Now, I had already figured, if map for S is like this, what does S-T look like? Simple, just move all the crosses t steps left. And so it was. Then I looked at it and knew that those lines that have cross in column zero are the factors of S. From this I knew that if I find a column T with one cross, then S-T must have only one cross in column 0, that cross being S-T's only factor - a prime! Now I knew that if there's only one cross in a column, then S-T must be a prime, and also, the line on which this cross was must be a prime too. I was quite excited about this; it meant that if I could prove that map for every S contained at least one prime column with only one cross, then this conjecture would be proven.

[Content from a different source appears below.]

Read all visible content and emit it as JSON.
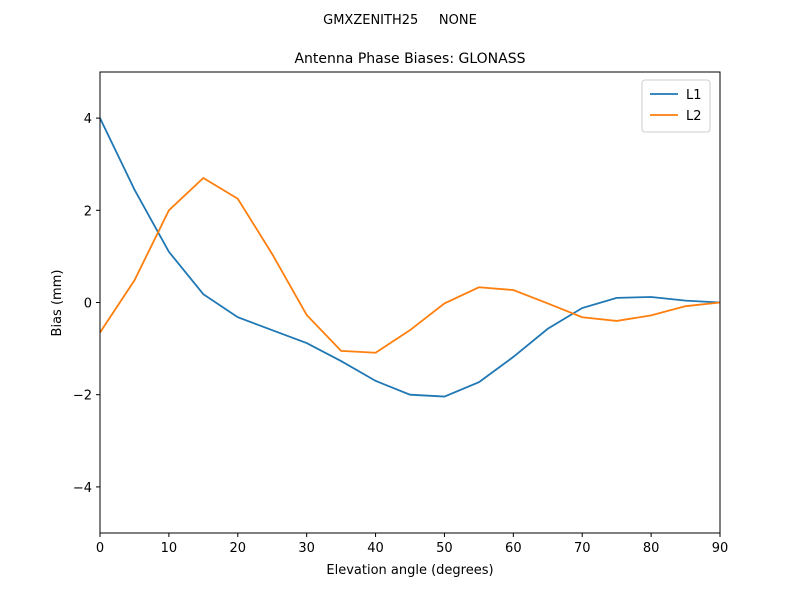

Today (yesterday), I was even more excited when the seemingly random image of crosses suddenly gained form. I realized that it could be drawn geometrically, by drawing lines from the coordinates (s,0) to lower left with angle ratios 1/i, where i is every natural number larger than zero. I contemplated on this, and realized... that I had gone back to starting location. It meant that columns with only one cross were the columns whose distance from the right border is a prime. So, I had to find column T where T is a prime, and distance from right border (S-T) is a prime... umm... back to the starting location, I suppose. Unhappy.
But wait, there more; I didn't give up, although I had succeeded at nothing. I took my TI-89 from the bag, wrote a script to find the primes P,Q for any S. I knew that it had been experimentally proven that there are such primes for any S up to [damn large number here]. But how many such pairs there were? So, I wrote the script to count the solutions and draw a graph. It was kind of slow, but I had a whole day, so I let it do its job and studied modernism in literature while the calculator cranked up numbers and plotted them into a graph. The graph turned out to be quite a mess, a cloud of seemingly random dots, but there was shape. And sure enough, when I drew a 10-number moving average, it was apparent that there was shape! This was even more exciting than the previous one; you see, the shape looked very familiar. I remembered once hearing that there are about x/log x primes smaller than x. So, I tried if there would be by average x/log x P,Q-pairs for number x. No, there wasn't, but x/(log x)^2 was indeed very close!
As the rest of the schoolday was over, I went to batmud and asked a friend studying mathematics at university of helsinki. Once I managed to explain it understandably, he agreed that it was interesting. On the bus trip home, I verified that this estimation holds decently for mighty 2*10^3 (2000, but it looks larger that way ;) ) that my TI-89 could check. Exciting! If for some even number x there are about 1/log x primes smaller than x and (1/log x)^2 prime-pairs that sum up to x, then the ratio of the number of these pairs to primes is the same as ratio of primes to integers.
Of course, I was then all the more disappointed when I went looking for optimized prime finder program and instead discovered that someone had figured this, and much more, out a long time ago.
Well, it was fun while it lasted... back to playing StarCraft I guess. Otherwise, today (yesterday) was rather typical day. I liked my horoscope in ilta-sanomat that day, but since I don't believe in horoscopes it won't work. Sad, I really would have wanted it to work.